There is a second emphasis here that must be kept in mind. In our sinful, finite mind we think that because the intimacies enjoyed in our marriage were such a seemingly necessary part of our life, that it would be nearly impossible to live a celibate life after divorce.
“How can I be expected to live the rest of my life without any further intimacies with the opposite sex? Surely a good God does not intend that for me,” we reason.
But God is the one who has designed us. It is God Himself who has put the body chemistry within us so that we can enjoy the intimacies of marriage. It is also God who assures us that it is possible for humans to live very happy lives without the benefit of such intimacies.
God declares in I Corinthians 7:27… “Art thou loosed from a wife? seek not a wife.”
He adds in verses 32-34:
1 Corinthians 7:32
But I would have you without carefulness. He that is unmarried careth for the things that belong to the Lord, how he may please the Lord:
1 Corinthians 7:33
But he that is married careth for the things that are of the world, how he may please his wife.
1 Corinthians 7:34
There is difference also between a wife and a virgin. The unmarried woman careth for the things of the Lord, that she may be holy both in body and in spirit: but she that is married careth for the things of the world, how she may please her husband.
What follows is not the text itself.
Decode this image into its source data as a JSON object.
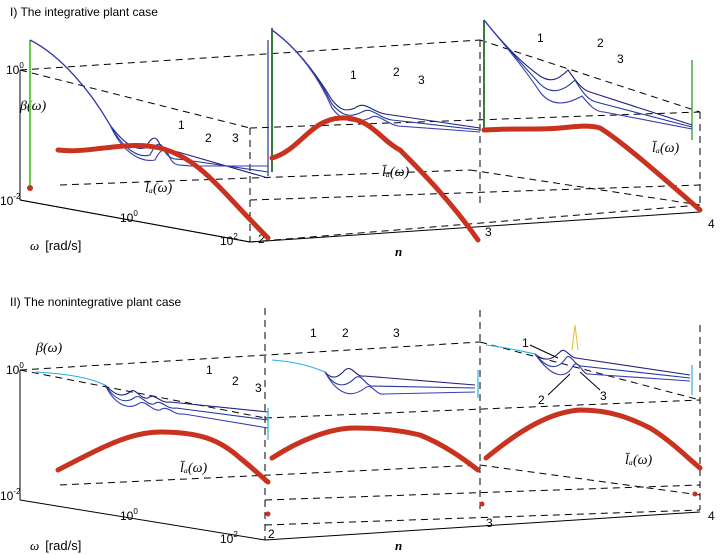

These verses clearly show that there are some special advantages that are available to the unmarried. In these verses God is not speaking to a certain group within the company of the believers. He is speaking to all who have become children of God.
Jesus spoke to this question in Matthew 19:12 where He taught:
For there are some eunuchs, which were so born from their mother’s womb: and there are some eunuchs, which were made eunuchs of men: and there be eunuchs, which have made themselves eunuchs for the kingdom of heaven’s sake. He that is able to receive it, let him receive it.
The strict definition of a eunuch is someone who is not physically equipped to perform the sexual act. But Jesus is teaching that some people make themselves eunuchs for the sake of the kingdom of heaven. But He is not implying that they are to have themselves physically altered. Rather, they choose to live without the physical intimacy of the marriage relationship. In denying themselves this intimacy, they gain all kinds of new and wonderful ways to live to God’s glory.
True, the world in which we live has put an enormous priority on sexual intimacy. Listening to the advertisements, the novels, the TV programs, the psychologists of our day, we have been brainwashed into thinking that if we cannot have this kind of intimacy, we are being deprived of the greatest blessing known to man.
But this is a lie. God’s Word is the truth.
While God indicates there are certain blessings within the marriage relationship – particularly in the rearing of godly children – there are even greater blessings to be realized in the single state. This is what we learn from I Corinthians 7:32-34.
The single person has the advantage of having more time to serve the Lord by doing such good works as caring for the lonely, the children of broken homes, and the elderly in nursing homes. They also have more time for Bible study and prayer.
Married people should also be involved in denying themselves so that their lives might be as fruitful as possible for Christ. But it is in the lives of the unmarried that these ideals can be realized to the highest degree.
And it is this spiritual dimension that can make the big difference in the lives of widows, widowers, divorced people, and those who have never married. God has given this special comfort and promise to all those who are single. But it is only as they live in accordance with God’s principles that these added blessings become evident.
If the single person listens to the advice of the world, the feeling that the single state makes a person a deprived, pitiable, second-class citizen can be overwhelming. This in turn can set the stage for a fall into fornication. Only when God’s rules are followed can the life of the single person become even more victorious than that of the married person.